追ってきた故郷

 見ず知らずの人物から、声をかけられた。
 その声の内容は「ヨッ!」という気さくな挨拶で、しかし僕は彼のことを一切知らない。緑色の変なフリースに、緑色の変なズボンに、緑色の変な顔面、緑色の変な手足。こんなやつとは同僚ではないし、クラスメイトになった記憶も一切ない。

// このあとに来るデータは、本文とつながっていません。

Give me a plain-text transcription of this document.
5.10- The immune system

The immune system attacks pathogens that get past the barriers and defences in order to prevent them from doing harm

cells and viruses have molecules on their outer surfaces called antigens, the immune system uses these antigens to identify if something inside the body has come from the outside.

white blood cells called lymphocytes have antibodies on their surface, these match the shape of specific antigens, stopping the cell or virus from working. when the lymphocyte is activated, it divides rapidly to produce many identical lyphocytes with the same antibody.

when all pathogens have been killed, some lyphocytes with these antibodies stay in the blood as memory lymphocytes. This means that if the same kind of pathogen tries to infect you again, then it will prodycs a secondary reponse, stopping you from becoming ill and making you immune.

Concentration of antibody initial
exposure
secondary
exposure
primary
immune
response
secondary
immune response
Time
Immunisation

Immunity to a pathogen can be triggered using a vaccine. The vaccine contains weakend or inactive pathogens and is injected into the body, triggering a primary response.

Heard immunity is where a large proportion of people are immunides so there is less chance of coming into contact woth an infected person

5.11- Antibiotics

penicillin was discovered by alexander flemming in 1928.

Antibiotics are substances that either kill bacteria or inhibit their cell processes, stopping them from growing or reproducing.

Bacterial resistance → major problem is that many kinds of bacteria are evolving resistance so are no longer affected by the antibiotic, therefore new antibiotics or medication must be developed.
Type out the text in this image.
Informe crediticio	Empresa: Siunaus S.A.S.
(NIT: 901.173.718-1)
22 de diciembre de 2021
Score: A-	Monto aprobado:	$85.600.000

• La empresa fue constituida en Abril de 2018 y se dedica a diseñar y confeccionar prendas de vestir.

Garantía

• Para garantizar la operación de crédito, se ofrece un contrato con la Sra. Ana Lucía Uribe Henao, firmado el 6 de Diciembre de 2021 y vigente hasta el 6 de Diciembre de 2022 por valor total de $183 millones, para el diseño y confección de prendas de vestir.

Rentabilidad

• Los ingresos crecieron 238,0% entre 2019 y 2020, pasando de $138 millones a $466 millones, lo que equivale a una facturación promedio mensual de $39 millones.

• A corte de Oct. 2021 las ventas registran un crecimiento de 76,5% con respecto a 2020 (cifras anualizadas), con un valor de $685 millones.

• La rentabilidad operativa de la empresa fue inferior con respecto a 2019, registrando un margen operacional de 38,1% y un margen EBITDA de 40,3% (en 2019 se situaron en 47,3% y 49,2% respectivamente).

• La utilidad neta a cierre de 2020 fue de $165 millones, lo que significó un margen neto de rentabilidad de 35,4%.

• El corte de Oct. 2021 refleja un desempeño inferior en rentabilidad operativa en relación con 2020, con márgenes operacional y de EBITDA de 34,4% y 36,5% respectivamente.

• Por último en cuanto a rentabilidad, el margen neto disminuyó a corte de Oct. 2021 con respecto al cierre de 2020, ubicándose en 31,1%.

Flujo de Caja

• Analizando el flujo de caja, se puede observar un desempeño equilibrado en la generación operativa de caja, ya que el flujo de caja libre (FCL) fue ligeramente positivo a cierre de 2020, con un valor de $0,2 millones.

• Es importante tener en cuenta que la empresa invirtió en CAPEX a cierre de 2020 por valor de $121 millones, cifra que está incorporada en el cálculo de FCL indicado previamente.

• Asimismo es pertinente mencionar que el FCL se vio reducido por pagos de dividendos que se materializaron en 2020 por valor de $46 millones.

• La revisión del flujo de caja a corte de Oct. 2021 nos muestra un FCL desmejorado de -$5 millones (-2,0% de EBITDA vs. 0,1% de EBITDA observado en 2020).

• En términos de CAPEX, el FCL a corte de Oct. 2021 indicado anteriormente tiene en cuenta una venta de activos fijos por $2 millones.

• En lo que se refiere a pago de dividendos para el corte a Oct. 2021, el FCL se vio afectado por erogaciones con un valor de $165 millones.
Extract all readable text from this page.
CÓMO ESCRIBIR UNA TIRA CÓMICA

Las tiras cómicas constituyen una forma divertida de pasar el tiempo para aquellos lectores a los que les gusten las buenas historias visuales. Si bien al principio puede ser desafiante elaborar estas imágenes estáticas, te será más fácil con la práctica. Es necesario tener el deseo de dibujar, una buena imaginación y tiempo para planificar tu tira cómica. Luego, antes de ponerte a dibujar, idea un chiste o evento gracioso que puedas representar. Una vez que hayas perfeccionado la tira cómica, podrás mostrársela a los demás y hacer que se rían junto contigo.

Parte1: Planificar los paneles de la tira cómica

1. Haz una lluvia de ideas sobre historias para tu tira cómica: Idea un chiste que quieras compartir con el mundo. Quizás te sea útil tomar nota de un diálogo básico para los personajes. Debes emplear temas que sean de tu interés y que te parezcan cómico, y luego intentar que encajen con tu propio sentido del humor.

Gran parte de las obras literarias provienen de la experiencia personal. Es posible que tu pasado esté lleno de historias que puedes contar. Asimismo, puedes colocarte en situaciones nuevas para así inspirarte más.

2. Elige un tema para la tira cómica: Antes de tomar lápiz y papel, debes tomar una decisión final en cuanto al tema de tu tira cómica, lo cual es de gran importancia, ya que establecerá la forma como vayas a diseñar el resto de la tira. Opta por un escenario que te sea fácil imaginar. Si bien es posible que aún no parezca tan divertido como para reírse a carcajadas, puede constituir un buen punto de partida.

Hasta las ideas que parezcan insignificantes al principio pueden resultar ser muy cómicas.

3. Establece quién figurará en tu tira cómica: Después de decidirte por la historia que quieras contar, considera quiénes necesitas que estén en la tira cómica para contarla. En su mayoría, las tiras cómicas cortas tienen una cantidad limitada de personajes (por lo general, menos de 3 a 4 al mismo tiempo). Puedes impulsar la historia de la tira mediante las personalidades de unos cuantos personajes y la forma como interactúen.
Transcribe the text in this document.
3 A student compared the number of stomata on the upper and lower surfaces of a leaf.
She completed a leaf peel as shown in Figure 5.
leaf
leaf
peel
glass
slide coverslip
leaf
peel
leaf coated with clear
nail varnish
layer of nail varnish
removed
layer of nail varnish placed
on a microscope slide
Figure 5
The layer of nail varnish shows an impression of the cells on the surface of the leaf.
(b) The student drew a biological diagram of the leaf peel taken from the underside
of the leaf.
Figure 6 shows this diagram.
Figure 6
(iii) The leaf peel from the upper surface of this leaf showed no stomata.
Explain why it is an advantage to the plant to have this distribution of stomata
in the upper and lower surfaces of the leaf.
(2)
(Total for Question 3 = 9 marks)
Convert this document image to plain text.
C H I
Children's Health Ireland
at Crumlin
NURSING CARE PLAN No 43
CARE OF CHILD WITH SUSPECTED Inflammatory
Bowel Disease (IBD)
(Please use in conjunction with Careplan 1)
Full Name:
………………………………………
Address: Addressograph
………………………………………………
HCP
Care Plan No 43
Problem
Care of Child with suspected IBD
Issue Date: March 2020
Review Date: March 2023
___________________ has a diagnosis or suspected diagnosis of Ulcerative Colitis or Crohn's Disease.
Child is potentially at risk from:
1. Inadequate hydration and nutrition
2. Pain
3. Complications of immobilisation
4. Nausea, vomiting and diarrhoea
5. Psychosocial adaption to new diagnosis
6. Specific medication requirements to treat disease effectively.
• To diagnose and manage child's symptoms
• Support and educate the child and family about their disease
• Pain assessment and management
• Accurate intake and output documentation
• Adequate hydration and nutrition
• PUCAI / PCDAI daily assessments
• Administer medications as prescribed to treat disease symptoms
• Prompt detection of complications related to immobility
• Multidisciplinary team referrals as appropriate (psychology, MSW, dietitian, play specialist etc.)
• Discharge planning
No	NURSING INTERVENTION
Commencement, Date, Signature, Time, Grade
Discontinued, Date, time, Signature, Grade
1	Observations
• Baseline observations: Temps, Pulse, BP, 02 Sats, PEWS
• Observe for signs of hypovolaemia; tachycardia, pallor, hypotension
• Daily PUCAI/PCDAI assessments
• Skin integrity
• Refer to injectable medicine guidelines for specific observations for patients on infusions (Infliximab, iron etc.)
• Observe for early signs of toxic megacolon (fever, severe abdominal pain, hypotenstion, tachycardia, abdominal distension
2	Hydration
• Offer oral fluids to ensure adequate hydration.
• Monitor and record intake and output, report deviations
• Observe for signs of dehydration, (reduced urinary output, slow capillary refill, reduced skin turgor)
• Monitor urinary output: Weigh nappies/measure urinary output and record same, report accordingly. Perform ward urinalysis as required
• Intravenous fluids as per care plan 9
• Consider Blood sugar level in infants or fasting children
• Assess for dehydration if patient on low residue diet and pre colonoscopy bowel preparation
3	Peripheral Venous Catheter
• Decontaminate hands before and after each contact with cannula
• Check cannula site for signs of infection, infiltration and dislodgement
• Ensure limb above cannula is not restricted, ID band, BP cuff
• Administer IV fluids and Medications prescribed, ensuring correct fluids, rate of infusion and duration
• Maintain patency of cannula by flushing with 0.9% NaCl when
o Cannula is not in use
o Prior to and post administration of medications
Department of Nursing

 多少興味はあるが面倒なので、聞こえなかったふりをする。彼は、語気を強めてさらに肩を叩いてきた。慣れ慣れしさも倍増していた。
「ヨッ!」
「ヨッ!」
「ヨッ!」
「ヨッ!」
 どうしよう。
 こうも繰り返されると、こっちも気軽に返したほうがいいんだろうかと思えてくる。けれど僕は緑色ではないし、確実に彼の仲間ではないんだよな。変に気軽に返事をして、周囲の人たちに勘違いされても恥ずかしいというのもある。僕は緑色ではなく、ベージュ色だ。
 ベージュ色のコートに、ベージュ色のズボンに、ベージュ色のアクセサリーに、緑色の変な肌。
 ベージュ色のほうが占めている割合が大きいので、僕は確実にベージュ色である。彼の仲間では決してない。だから「ヨッ!」にも返事をしようとは思わない。絶対に思わない。